Conflict of Interest Disclosures: Dr Miklowitz reported receiving research support from the National Institute of Mental Health (NIMH) during the conduct of the study; receiving grants from the Danny Alberts Foundation, the Attias Family Foundation, the Carl and Roberta Deutsch Foundation, the Kayne Family Foundation, AIM for Mental Health, the American Foundation for Suicide Prevention, and the Max Gray Fund; and book royalties from Guilford Press and John Wiley and Sons. Dr Schneck reported receiving research support from the NIMH during the conduct of the study and receiving grants from the Ryan White Foundation outside the submitted work. Dr Walshaw reported receiving grants from NIMH during the conduct of the study. Dr Singh reported receiving grants from the NIMH during the conduct of the study; receiving grants from Allergan, the Brain and Behavior Foundation, Johnson & Johnson, the National Institutes of Health, the Patient-Centered Outcomes Research Institute, the Stanford Maternal Child Health Research Institute, and the Stanford Department of Psychiatry and Behavioral Sciences; serving on the advisory board for Sunovion; being a consultant for Google X and Limbix; and receiving royalties from the American Psychiatric Association Publishing outside the submitted work. Dr Sullivan reported receiving grants from the NIMH during the conduct of the study; reported receiving a grant from the Caring for Colorado Foundation to provide clinician trainings in the family-focused therapy model, covering approximately 50% of time, outside the submitted work. Dr Forgey Borlik reported receiving grants from the NIMH during the conduct of the study. Dr Sugar reported receiving grants from the National Institutes of Health during the conduct of the study. Dr Chang reported receiving personal fees from Sunovion and Allergan outside the submitted work. No other disclosures were reported.

Figures

Figure 1.. CONSORT Diagram
Figure 1.. CONSORT Diagram
The participants allocated to interventions were enrolled at UCLA (n = 56), University of Colorado (n = 44), or Stanford University (n = 27) Schools of Medicine.

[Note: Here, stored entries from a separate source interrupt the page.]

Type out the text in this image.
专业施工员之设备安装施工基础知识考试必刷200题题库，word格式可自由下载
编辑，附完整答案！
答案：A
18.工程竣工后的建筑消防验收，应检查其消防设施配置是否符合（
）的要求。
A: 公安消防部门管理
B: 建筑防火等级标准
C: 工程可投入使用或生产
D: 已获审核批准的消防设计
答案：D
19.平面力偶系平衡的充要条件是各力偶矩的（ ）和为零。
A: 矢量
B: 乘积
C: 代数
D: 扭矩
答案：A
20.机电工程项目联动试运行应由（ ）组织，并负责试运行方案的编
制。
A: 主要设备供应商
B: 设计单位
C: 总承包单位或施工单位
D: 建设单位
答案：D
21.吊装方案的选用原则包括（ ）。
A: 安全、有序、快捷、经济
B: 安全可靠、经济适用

Figure 2.. Family-Focused Therapy vs Enhanced Care…
Figure 2.. Family-Focused Therapy vs Enhanced Care for Youths at High Risk for Bipolar Disorder
Effect of treatment condition on time to mood episode (χ2 = 4.44, P = .03; hazard ratio, 0.59 [95% CI, 0.35-0.97]). All patients (N = 127) began with at least subthreshold symptoms. Time to episode was calculated from the date of randomization to the beginning of the first prospectively observed mood episode. Dashed vertical lines indicate group medians.